In fact you can use the state space equivalence to build confidence intervals for EWMA estimates, etc.
It will be helpful to distinguish the model from inference you want to make with it, because now standard terminology mixes the two.
The model is the part where you specify the nature of: the hidden space (discrete or continuous), the hidden state dynamics (linear or non-linear) the nature of the observations (typically conditionally multinomial or Normal), and the measurement model connecting the hidden state to the observations. HMMs and state space models are two such sets of model specifications.
For any such model there are three standard tasks: filtering, smoothing, and prediction. Any time series text (or indeed google) should give you an idea of what they are. Your question is about filtering, which is a way to get a) a posterior distribution over (or 'best' estimate of, for some sense of best, if you're not feeling Bayesian) the hidden state at $t$ given the complete set of of data up to and including time $t$, and relatedly b) the probability of the data under the model.
In situations where the state is continuous, the state dynamics and measurement linear and all noise is Normal, a Kalman Filter will do that job efficiently. Its analogue when the state is discrete is the Forward Algorithm. In the case where there is non-Normality and/or non-linearity, we fall back to approximate filters. There are deterministic approximations, e.g. an Extended or Unscented Kalman Filters, and there are stochastic approximations, the best known of which being the Particle Filter.
The general feeling seems to be that in the presence of unavoidable non-linearity in the state or measurement parts or non-Normality in the observations (the common problem situations), one tries to get away with the cheapest approximation possible. So, EKF then UKF then PF.
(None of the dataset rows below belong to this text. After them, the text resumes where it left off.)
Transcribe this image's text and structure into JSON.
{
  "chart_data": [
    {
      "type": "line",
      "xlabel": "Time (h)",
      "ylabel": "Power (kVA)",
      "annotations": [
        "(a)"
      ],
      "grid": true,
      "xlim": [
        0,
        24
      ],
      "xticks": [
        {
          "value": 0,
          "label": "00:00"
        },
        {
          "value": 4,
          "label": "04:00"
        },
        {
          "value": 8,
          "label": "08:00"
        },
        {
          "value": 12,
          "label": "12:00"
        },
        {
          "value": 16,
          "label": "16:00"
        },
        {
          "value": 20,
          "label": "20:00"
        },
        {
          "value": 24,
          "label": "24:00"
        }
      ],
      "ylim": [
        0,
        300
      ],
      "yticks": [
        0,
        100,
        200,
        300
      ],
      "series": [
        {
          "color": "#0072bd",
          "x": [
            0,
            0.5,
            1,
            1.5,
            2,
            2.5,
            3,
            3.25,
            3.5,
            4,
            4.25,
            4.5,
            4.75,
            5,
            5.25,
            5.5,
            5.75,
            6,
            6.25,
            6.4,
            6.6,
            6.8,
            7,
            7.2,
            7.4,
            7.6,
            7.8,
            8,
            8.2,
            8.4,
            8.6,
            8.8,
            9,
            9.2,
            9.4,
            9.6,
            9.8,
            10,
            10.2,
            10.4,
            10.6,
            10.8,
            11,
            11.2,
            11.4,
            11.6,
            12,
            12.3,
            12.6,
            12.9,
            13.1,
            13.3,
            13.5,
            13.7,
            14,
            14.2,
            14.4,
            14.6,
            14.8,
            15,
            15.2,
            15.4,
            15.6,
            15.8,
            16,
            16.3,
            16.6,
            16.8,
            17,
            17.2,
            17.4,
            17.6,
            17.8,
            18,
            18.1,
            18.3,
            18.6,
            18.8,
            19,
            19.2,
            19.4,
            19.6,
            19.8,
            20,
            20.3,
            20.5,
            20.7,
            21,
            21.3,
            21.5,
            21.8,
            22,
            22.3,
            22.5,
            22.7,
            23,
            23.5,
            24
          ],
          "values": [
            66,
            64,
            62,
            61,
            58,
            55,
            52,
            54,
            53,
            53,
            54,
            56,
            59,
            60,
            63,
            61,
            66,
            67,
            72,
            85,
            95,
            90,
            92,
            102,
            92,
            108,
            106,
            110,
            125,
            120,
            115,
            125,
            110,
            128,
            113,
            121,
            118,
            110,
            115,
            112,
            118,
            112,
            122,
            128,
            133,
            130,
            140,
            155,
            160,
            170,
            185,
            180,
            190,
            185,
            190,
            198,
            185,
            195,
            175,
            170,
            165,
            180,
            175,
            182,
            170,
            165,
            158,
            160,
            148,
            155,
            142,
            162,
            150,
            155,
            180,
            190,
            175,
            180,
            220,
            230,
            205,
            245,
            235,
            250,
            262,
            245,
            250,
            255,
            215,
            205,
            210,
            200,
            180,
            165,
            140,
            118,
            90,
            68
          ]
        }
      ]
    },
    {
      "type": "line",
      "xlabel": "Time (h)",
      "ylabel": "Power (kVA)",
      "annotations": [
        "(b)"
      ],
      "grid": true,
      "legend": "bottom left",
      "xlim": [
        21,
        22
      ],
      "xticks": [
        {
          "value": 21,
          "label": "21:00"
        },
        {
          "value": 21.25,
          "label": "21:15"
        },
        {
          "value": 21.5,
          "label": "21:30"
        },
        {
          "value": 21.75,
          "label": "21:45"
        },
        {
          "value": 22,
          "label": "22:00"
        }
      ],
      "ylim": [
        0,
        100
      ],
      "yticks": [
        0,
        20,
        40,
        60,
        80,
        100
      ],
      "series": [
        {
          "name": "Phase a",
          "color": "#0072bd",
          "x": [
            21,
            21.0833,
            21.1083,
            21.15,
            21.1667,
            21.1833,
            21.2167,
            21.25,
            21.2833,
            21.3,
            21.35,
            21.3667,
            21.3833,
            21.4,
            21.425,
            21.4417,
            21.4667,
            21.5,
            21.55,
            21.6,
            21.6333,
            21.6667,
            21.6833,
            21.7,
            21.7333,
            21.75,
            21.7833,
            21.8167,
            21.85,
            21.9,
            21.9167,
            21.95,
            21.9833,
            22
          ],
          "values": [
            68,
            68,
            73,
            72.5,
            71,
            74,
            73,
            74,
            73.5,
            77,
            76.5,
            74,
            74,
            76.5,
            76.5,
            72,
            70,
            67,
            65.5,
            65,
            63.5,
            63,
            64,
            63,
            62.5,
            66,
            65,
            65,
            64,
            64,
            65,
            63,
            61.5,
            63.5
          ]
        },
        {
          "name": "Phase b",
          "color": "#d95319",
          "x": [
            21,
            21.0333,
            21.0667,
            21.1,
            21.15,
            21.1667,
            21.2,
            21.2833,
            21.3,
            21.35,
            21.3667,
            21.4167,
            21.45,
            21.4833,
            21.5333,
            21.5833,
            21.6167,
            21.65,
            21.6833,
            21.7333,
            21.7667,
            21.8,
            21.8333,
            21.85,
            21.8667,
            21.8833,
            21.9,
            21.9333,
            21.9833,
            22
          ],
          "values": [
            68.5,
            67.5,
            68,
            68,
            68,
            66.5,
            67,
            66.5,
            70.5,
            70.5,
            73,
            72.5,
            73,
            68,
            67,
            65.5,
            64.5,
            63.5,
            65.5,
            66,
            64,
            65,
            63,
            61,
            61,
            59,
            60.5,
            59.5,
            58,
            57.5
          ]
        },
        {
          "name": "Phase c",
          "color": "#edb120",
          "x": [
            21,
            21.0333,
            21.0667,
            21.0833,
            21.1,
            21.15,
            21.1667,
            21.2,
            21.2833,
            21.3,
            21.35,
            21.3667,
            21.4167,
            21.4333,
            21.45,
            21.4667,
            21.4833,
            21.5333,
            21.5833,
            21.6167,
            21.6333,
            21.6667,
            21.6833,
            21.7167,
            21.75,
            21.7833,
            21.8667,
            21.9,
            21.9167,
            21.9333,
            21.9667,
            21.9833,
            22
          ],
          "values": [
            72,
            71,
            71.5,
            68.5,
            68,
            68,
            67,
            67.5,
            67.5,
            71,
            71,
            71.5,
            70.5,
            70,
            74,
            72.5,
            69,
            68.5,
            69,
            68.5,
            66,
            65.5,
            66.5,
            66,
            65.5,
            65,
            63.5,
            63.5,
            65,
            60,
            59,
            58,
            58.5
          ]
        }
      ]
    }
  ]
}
The literature on the Unscented Kalman filter usually has some comparisons of situations when it might work better than the traditional linearization of the Extended Kalman Filter.
The Particle Filter has almost complete generality - any non-linearity, any distributions - but it has in my experience required quite careful tuning and is generally much more unwieldy than the others. In many situations however, it's the only option.
As for further reading: I like ch.4-7 of Särkkä's Bayesian Filtering and Smoothing, though it's quite terse. The author makes has an online copy available for personal use. Otherwise, most state space time series books will cover this material. For Particle Filtering, there's a Doucet et al. volume on the topic, but I guess it's quite old now. Perhaps others will point out a newer reference.
Best Answer
The Kalman filter (KF) is a method based on recursive Bayesian filtering where the noise in your system is assumed Gaussian. The Extended Kalman Filter (EKF) is an extension of the classic Kalman Filter for non-linear systems where non-linearity are approximated using the first or second order derivative. As an example, if the states in your system are characterized by multimodal distribution you should use EKF instead of KF.